Lean management is an approach to running a business that focuses on continuous improvement. Lean looks to eliminate waste by looking at a process and cutting out steps that do not create value. Although the roots of lean management are in manufacturing, lean can be applied to all types of businesses. When using the lean management approach, you should be looking at every step of your processes. The principles of lean will help you go through each process and determine which steps create value and which steps do not.

The 5 principles of lean are:

  1. Identify value in the eyes of the customer: making sure you know what is valuable to the company and why.
  2. Identify the value stream for each product: identifying each step in the process of making a product.
  3. Optimize the end to end process: this is where you eliminate steps that do not create value.
  4. Let customer pull flow upstream: this means not making excess product and letting customers pull products so that they arrive just in time.
  5. Continuously improve to perfect each value stream: lean is not a static system and must be constantly changing and chasing perfection.
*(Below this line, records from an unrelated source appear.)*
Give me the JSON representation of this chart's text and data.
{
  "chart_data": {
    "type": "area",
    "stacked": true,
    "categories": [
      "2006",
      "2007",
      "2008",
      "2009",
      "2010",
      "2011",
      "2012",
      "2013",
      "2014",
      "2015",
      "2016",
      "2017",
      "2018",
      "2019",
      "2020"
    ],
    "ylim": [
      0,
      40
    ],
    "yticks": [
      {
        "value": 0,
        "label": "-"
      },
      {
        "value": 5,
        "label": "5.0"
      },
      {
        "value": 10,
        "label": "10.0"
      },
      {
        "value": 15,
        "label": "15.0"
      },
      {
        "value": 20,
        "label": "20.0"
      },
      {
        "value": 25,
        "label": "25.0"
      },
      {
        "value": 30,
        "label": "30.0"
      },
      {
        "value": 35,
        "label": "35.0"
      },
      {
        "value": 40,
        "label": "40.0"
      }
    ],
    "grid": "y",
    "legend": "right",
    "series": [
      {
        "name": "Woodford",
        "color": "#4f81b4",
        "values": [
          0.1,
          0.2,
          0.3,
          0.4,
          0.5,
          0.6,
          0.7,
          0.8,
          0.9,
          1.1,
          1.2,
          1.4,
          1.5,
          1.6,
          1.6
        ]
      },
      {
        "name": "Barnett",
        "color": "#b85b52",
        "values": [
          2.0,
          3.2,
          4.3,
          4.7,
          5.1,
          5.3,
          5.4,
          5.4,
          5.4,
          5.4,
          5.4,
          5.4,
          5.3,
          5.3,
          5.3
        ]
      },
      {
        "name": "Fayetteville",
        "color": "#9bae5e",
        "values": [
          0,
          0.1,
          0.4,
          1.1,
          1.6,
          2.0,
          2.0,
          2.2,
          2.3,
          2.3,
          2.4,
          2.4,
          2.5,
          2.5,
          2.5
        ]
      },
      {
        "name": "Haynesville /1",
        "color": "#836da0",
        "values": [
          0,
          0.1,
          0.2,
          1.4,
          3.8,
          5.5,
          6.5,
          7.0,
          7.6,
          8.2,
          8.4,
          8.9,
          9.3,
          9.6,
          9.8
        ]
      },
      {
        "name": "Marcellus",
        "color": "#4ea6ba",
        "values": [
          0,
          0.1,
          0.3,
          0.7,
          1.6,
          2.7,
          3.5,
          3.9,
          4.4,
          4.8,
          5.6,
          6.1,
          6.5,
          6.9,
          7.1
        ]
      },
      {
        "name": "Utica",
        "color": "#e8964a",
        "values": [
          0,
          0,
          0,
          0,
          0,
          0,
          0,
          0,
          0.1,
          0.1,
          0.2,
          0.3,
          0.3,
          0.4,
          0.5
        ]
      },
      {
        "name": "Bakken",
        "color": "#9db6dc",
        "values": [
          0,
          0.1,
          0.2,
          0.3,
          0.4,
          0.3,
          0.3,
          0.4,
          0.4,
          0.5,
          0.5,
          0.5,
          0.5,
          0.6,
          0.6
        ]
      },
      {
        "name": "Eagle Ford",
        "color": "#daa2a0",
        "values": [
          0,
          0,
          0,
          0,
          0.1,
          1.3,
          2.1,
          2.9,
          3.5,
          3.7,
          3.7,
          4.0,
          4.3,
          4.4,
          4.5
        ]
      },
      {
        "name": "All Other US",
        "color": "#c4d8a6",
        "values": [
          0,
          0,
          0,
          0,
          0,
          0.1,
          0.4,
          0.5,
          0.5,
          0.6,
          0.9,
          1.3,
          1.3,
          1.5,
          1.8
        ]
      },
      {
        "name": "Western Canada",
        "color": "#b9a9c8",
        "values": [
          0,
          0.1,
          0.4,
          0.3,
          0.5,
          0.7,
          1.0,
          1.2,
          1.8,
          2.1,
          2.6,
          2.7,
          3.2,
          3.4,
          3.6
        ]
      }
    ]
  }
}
Where can these principles help your business reduce waste? Waste normally means material that is not wanted, but in the lean management world, waste can be one of many things:

  1. Defects: mistakes that require additional time money or resources
  2. Overproduction: when more than the required amount of a product or service is made or available causing capital or space to be tied up.
  3. Waiting: this can be when working has to stop or when working cannot begin because someone or something was unprepared.
  4. Not utilizing talent: when the wrong person is assigned to a task he or she is not specialized in so their talents are not being used to their full potential.
  5. Transportation: this is caused by moving things around when it is not necessary.
  6. Inventory: when there is an excess of supply without demand
  7. Motion: any excess movement by employees or machines that do not add value to a product.
  8. Excess Processing: when processes have more than the required steps or poorly designed processes.

These types of waste can be easily remembered because they stand for DOWNTIME and any downtime is bad for your business. Downtime increases your costs, time, and resource usage. Using the lean principles to correct and continue correcting your processes can help your business save in all of these areas.